投稿日 2002/12/07  [ジョーク8] 小国のささやかな抵抗
寄稿者 八柳修之
小国のささやかな抵抗

 ブラジルの大統領が全閣僚を引き連れてボリビアを訪問した。ボリビアの大統領は、自国の全閣僚をブラジルの大統領に一人一人紹介した。
 ボリビア大統領 「海軍大臣の○○です」
 ブラジル大統領 「貴国には海がないのに海軍大臣がいるのですか」
ボリビアの大統領はすかさず言った。
「貴国だって、正義(Justice)がないのに法務大臣(Minister of Justice)がいらっしゃるようですが」


 ボリビアは、チリ、ペルーとの間で1879年から84年に起こった領土をめぐる戦争(太平洋戦争という)で破れ、太平洋に面した領土を失い内陸国になってしまった。だが、標高3,800mにあるチチカカ湖(兵庫県くらいの面積)には、なぜか海軍の船がある。

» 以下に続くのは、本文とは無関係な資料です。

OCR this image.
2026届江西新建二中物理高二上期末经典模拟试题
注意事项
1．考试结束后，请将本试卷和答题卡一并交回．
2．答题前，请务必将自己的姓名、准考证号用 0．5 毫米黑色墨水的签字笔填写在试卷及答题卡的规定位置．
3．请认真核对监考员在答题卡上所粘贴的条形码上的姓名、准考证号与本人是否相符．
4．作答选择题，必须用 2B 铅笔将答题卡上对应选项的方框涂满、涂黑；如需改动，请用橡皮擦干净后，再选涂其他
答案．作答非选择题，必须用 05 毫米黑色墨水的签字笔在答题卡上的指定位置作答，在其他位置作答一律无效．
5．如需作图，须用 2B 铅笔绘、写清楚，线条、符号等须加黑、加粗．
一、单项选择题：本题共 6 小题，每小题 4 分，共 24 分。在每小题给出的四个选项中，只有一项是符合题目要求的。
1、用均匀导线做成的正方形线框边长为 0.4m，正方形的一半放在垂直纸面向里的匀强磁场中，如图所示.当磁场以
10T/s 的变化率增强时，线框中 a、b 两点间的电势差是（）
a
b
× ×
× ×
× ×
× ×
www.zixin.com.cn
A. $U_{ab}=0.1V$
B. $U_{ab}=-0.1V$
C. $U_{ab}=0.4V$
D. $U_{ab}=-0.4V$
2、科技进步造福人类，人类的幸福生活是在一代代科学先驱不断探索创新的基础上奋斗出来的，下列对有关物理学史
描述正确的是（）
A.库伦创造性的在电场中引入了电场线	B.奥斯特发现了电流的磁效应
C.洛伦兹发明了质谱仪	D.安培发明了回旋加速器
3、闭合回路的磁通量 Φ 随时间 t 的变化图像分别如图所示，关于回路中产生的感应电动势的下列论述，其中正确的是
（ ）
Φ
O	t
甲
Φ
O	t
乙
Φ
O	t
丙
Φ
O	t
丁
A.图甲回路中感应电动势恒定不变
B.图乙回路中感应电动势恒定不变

 これに類したジョークがある。冷戦時代のソ連を皮肉ったジョークである。
 ハンガリーの国防大臣がモスクワを訪問し、「海軍を創設したいので援助を願いた」と申し入れた。
 ソ連の国防大臣 「それは無駄だ。第一、ハンガリーには海がないじゃ
          ないか」
ハンガリー国防大臣 「でも、帰国にだって文化省があるじゃないですか」

 ソ連の外務大臣がルクセンブルグを訪問した。晩餐会で大臣一人一人紹介された。 国防大臣を紹介されたとき、
 ソ連外務大臣 「貴国のような小国に、国防省なんて意味がないじゃ
         ないか」
 ルクセンブルグの国防大臣 「ソ連にだって裁判所があるでしょう」


 前者のジョークは、当時のソ連は文化のかけらもない国、後者は反対勢力を形式だけでシベリア送りにしていたことを痛烈に皮肉ったものである。
 ソ連には有名なジョーク、聞いたことがある人は多いと思う話。
赤の広場で「ブレジネフは馬鹿だ」と言った市民が逮捕された。容疑は「国家機密の漏洩」だった。最高指導者が馬鹿であるというのが国家機密であったという話である。